Uganda Schools Projects
Introductions to ten Uganda School Projects are available on the pages below for everyone to read and enjoy.
The teachers notes and activity sheets for these project can be downloaded as printable pdf files for use by teachers in schools but in order to preserve our resources and to help us understand how they are being used you need to register and login first please.
You can register / login from the home page or the Dear Teacher Menu.
The aim of this project is to introduce the children of the UK to the landscape of another country and to appreciate similarities and differences.
Uganda is a beautiful, green and fertile country and is known as the PEARL OF AFRICA.
Uganda lies on the eastern side of the Continent of Africa. It is bordered by the countries of Kenya to the East, Sudan to the North, Tanzania to the South, Rwanda to the South west and the Democratic Republic of Congo to the West.
The aim of this project is to inform the children in the UK about the sporting activities the children in Uganda take part in. Also it is to appreciate the impact the charity is having on introducing sports into the schools we support.
Sport is universal, beneficial and educational. It brings people together and bridges cultures. It provides opportunities for people to enjoy themselves and to express them selves. It allows team building and improves communication skills.

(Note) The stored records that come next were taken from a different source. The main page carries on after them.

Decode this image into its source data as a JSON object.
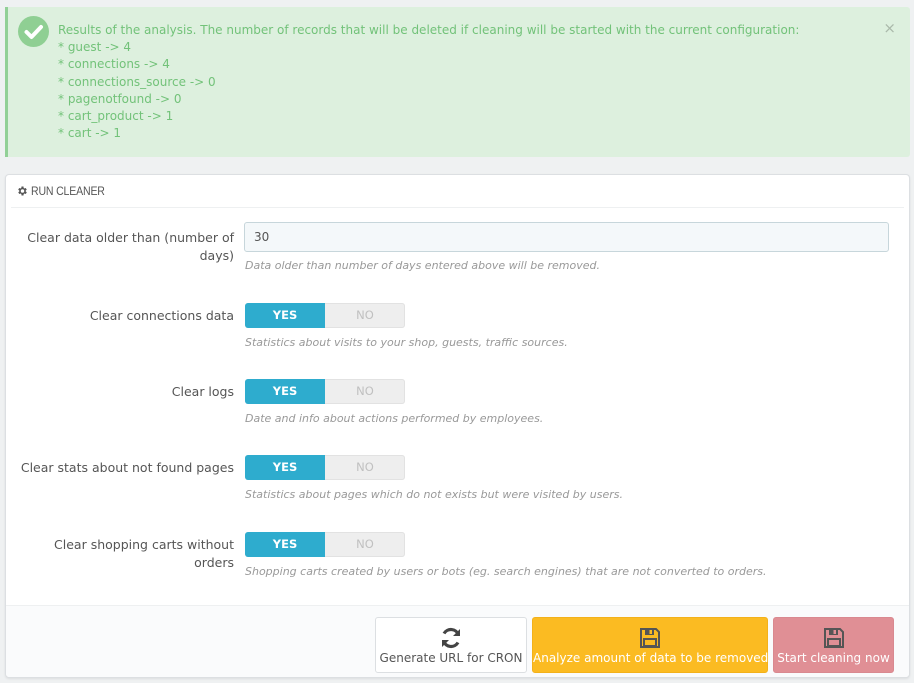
{
  "alert": {
    "type": "success",
    "icon": "check-circle-icon",
    "heading": "Results of the analysis. The number of records that will be deleted if cleaning will be started with the current configuration:",
    "results": [
      "* guest -> 4",
      "* connections -> 4",
      "* connections_source -> 0",
      "* pagenotfound -> 0",
      "* cart_product -> 1",
      "* cart -> 1"
    ],
    "close_label": "×"
  },
  "panel": {
    "title": "RUN CLEANER",
    "title_icon": "gear-icon",
    "days_field": {
      "label": "Clear data older than (number of days)",
      "value": "30",
      "help": "Data older than number of days entered above will be removed."
    },
    "switches": [
      {
        "label": "Clear connections data",
        "yes_label": "YES",
        "no_label": "NO",
        "value": "YES",
        "help": "Statistics about visits to your shop, guests, traffic sources."
      },
      {
        "label": "Clear logs",
        "yes_label": "YES",
        "no_label": "NO",
        "value": "YES",
        "help": "Date and info about actions performed by employees."
      },
      {
        "label": "Clear stats about not found pages",
        "yes_label": "YES",
        "no_label": "NO",
        "value": "YES",
        "help": "Statistics about pages which do not exists but were visited by users."
      },
      {
        "label": "Clear shopping carts without orders",
        "yes_label": "YES",
        "no_label": "NO",
        "value": "YES",
        "help": "Shopping carts created by users or bots (eg. search engines) that are not converted to orders."
      }
    ],
    "footer": {
      "buttons": [
        {
          "label": "Generate URL for CRON",
          "icon": "refresh-icon"
        },
        {
          "label": "Analyze amount of data to be removed",
          "icon": "save-icon"
        },
        {
          "label": "Start cleaning now",
          "icon": "save-icon"
        }
      ]
    }
  },
  "colors": {
    "success_bg": "#ddf0de",
    "success_text": "#72c279",
    "switch_on": "#2eacce",
    "warning": "#fbbb22",
    "danger": "#e08f95"
  }
}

The aim of this project is to enable the children in the UK to understand the impact of new technologies on a developing country and to compare and contrast the access to resources.
The role of technology cannot be over estimated in transforming the lives of people in developing countries. Communication enables ideas, information, skills and knowledge to be shared.

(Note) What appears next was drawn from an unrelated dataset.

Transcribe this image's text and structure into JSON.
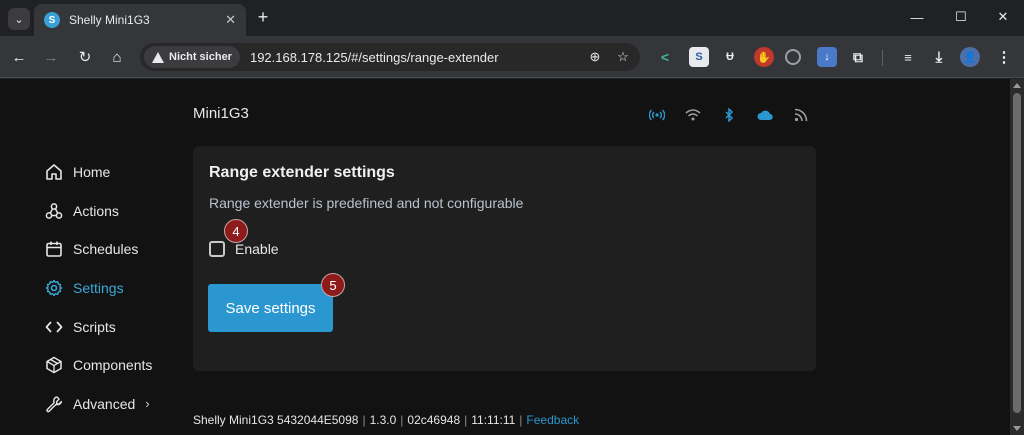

The aim of this project is to introduce the children in the UK to the culture and traditions of an African country Uganda. The culture of Uganda is colourful, interesting and diverse. It is based on the traditions of the country, which go back centuries and are bound up with religion and rituals. The traditions are handed down from generation to generation and each dance or song is imbued with meaning. Culture is important as it gives identity to a nation. It helps people to be true to their roots.
The aim of this project is to introduce the children in the UK to the different foods that are produced and eaten in Uganda. Also, to introduce the children in the UK to the diversity of crops grown and for the children in the UK to learn about similarities and differences in culture.
In this project we are looking at the schools we have built and the part played by the children in producing their own food, growing crops, farming fish and animal husbandry.
The aim of this project is to enable the children in the UK to learn about a developing country and to use Uganda to explore these issues, to enable them to appreciate the similarities and differences of living in a different country and culture and to develop a sense of global responsibility and respect for other people and the environment.
The aim of this project is to enable children in the UK to learn about how the schools we work with in Uganda use natural resources to provide sustainable energy to preserve the environment. To take this learning forward into their lives as children in the UK.
The norm in Uganda is for the schools to have no electricity, running clean water, or sanitation. For example - no flushing toilets. Also, cooking is done in the open by the fire, fuelled by wood. This collecting of wood will inevitably have an adverse affect on the rain-forests of Africa.
The aim of this project is to give children in the UK insight and knowledge into how families in Uganda live and to look at similarity and difference between the two cultures.
The parents, teachers and pupils in Uganda have provided the following information -
The aim of this project is to look at some of the health issues in Uganda.
UGANDA is a beautiful, green and fertile country. However, it is a developing country and this presents many challenges to the health of the population. Uganda lies alongside the equator and tropical infections such as Malaria are common.
The aim of this project is to introduce to the children of the UK the pattern of the school day for the children of Uganda. Much has been written by our friends in Uganda. Usually the school day begins in the morning at 6am; this is when the children wake.
They are woken up by their matron; there is one matron for the Primary boys and one for the Primary girls.